Monday, January 27, 2014

SEND!



To anyone who reads this blog, it's no secret that I am in the last phase of another degree.  I will soon have enough useless diplomas to wallpaper an entire room.  Some people collect coins or figurines or art work.  Apparently I collect college majors.  It's an expensive addiction, but judging from others like me in the program, I am not alone in this quest.

One thing I am not, however, is techno-savvy.  I know more about computers than some people, but a helluva lot less than I need to should I ever want to change fields of employment.  Of course, the other day when I fixed something the tech guy in the next room hadn't yet figured out, I almost peed my pants with excitement.  Yes, apparently I am the piddling puppy of the computer world.

Here's the thing, though.  When I click on something, such as a link or a start button or the word "send," I truly hope and expect that the computer will do exactly what I tell it to do.  If it doesn't, I just get sad.

Take Friday night, for example.  I know that I must have some work produced for my Saturday thesis session, so I start spitting out some drafts and doing some editing.  I mean, I am busting my chops getting this shit done.  All I have to do is send it to my advisor as an attachment.

I said, all I have to do is send it to my advisor as an attachment.

All I have … all … I … do … send.  Send.  Sendsendsendsendsendsend.  SEND.

Motherfucker.

I am wasting valuable time trying to send three more completed pieces to my advisor.  What I really need to be doing is prepping more material for the thesis writing marathon session at the café.  An hour.  My god, I've wasted a damn hour fighting with this email.  I check my email.  Nope, everything works fine on my end.  I check the university's email because often times the server is down for maintenance.  Nope, all systems are go.

Frustrated and totally pissed off (there's that peeing and piddling reference again), I save my work to the computer and to a flash drive and to Dropbox and call it a wash.  I prep my drafts for Saturday and vow not to even remotely consider trying to attach these drafts to an email until I am in a calm state.

Finally, Sunday morning after mainlining a strong cup of caffeine-laced tea, I am ready.  I have two computers -- the old one where all the original files are stored, and a newer one that is equipped with the latest and greatest track changes capabilities.  I need to make sure everything goes out through the upstairs computer as it will surely come back with track changes in Office 2010.  The downstairs computer has Office 1852, or some such, so I have to make this work no matter the emotional, psychological, or physical cost.

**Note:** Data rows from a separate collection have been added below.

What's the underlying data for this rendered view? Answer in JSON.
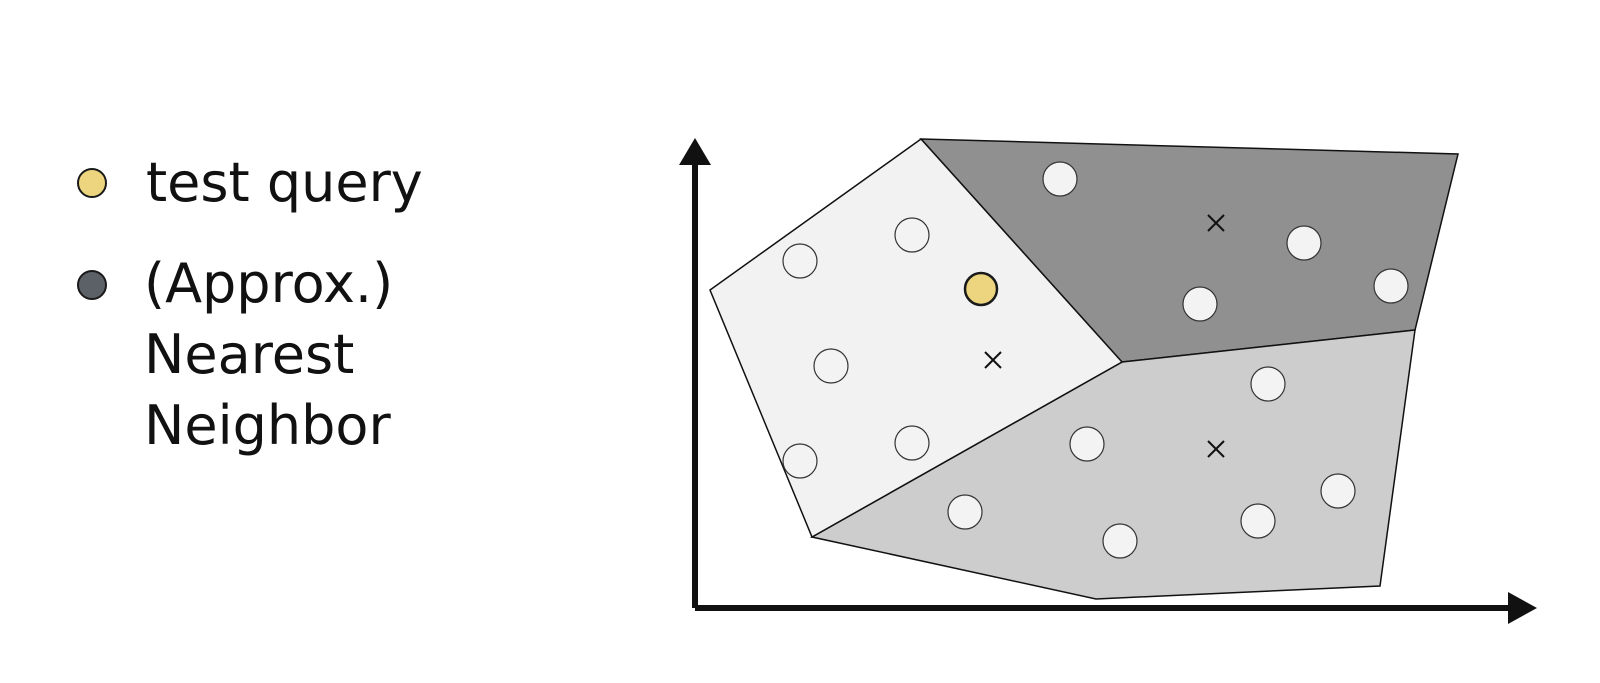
{
  "legend": {
    "query_label": "test query",
    "neighbor_label_lines": [
      "(Approx.)",
      "Nearest",
      "Neighbor"
    ]
  },
  "colors": {
    "query_fill": "#ecd57e",
    "neighbor_fill": "#5c6167",
    "cell_light": "#f2f2f2",
    "cell_mid": "#cdcdcd",
    "cell_dark": "#909090",
    "point_fill": "#f3f3f3",
    "stroke": "#111111"
  },
  "icons": {
    "centroid": "x-mark-icon",
    "point": "circle-icon",
    "axis_arrow": "arrow-head-icon"
  }
}
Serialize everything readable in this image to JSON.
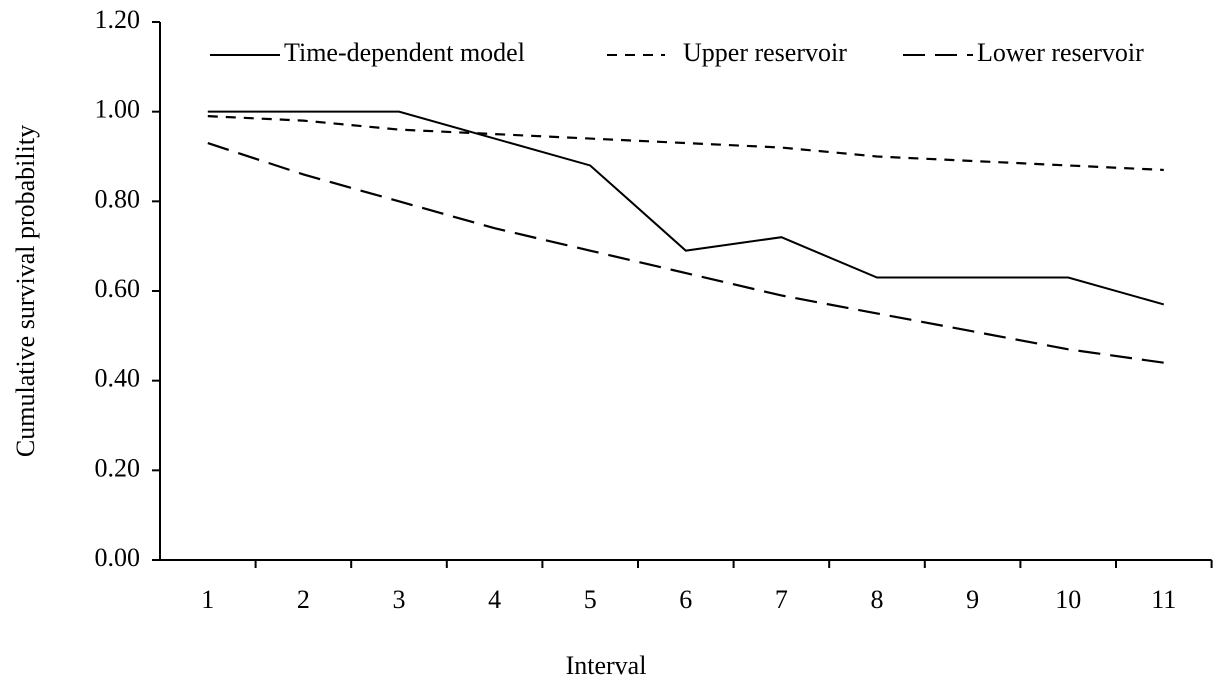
{
  "chart_data": {
    "type": "line",
    "xlabel": "Interval",
    "ylabel": "Cumulative survival probability",
    "categories": [
      "1",
      "2",
      "3",
      "4",
      "5",
      "6",
      "7",
      "8",
      "9",
      "10",
      "11"
    ],
    "series": [
      {
        "name": "Time-dependent model",
        "color": "#000000",
        "line_style": "solid",
        "values": [
          1.0,
          1.0,
          1.0,
          0.94,
          0.88,
          0.69,
          0.72,
          0.63,
          0.63,
          0.63,
          0.57
        ]
      },
      {
        "name": "Upper reservoir",
        "color": "#000000",
        "line_style": "dashed",
        "values": [
          0.99,
          0.98,
          0.96,
          0.95,
          0.94,
          0.93,
          0.92,
          0.9,
          0.89,
          0.88,
          0.87
        ]
      },
      {
        "name": "Lower reservoir",
        "color": "#000000",
        "line_style": "long-dashed",
        "values": [
          0.93,
          0.86,
          0.8,
          0.74,
          0.69,
          0.64,
          0.59,
          0.55,
          0.51,
          0.47,
          0.44
        ]
      }
    ],
    "ylim": [
      0,
      1.2
    ],
    "yticks": [
      {
        "value": 0,
        "label": "0.00"
      },
      {
        "value": 0.2,
        "label": "0.20"
      },
      {
        "value": 0.4,
        "label": "0.40"
      },
      {
        "value": 0.6,
        "label": "0.60"
      },
      {
        "value": 0.8,
        "label": "0.80"
      },
      {
        "value": 1.0,
        "label": "1.00"
      },
      {
        "value": 1.2,
        "label": "1.20"
      }
    ],
    "grid": false,
    "legend": "top"
  }
}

I sit at the computer, stare at the screen, and start typing.  First I call up the university website.  So far, so good.  Then I enter into the email system.  Still working.  I open a new mail document and type in some minor banter that basically means, "Here are some more drafts.  Please be merciful as I am one step away from having myself committed."  I click on the "attach" icon and … and … and … it opens.  Holymotherofgod, it opens.

Stealthily, oh so craftily I attach file number one.  Bingo.  Equally stealthily and equally craftily I attach file number two.  Bingo.  Could it really be this painless?  Please, oh, please let document number three attach.  Pleasepleasepleasepleaseplease.  Honestly, I am praying to the Microsoft gods at this very moment, willing everything to work exactly as it is designed to.  I click the last item and … and … and …

It attaches. 

Light brightly shines through the sheer curtain.  Trumpets blare.  I swear I can hear angels singing.

Before I hit send, there are three small repeated words in the corner by each document that read "preview."  Should I?  Should I really dare?  Oh, what the hell.  Like Peter Griffith staring at the red button that claims "Do NOT press," I simply must preview the attachments.  I check all three drafts.  Except for some lazy formatting on one, which I can fix later, everything looks good, I haven't lost anything nor accidentally deleted the files, and my email banter sounds almost rational.

SEND.

I wait.  Surely something will go awry.  Surely this will all bounce back and smack me right between the eyes.

Nope.  At least not as of this moment.  It appears as if all of the files have traveled to their ultimate destination, to my advisor, without a single hitch.  Of course I thought the same about paper #1, but that never arrived in her office, but papers #2 and #3 did.  These are papers #4, #5, and #6.  I decide to re-edit #1 and will send it off later this week so the professor doesn't feel bombarded and run away screaming.

If all goes well, and with luck it will, I shall be able to take my thesis when this is all done and wallpaper my entire townhouse with it.  After all, it will have about as much value as the degree I'll be handed in May if I survive this thesis process, and it will probably all go into the same pile as the rest.  The good news is I can send it to my junk pile by hand.  It's easy, it's painless, and it's a guaranteed dunk.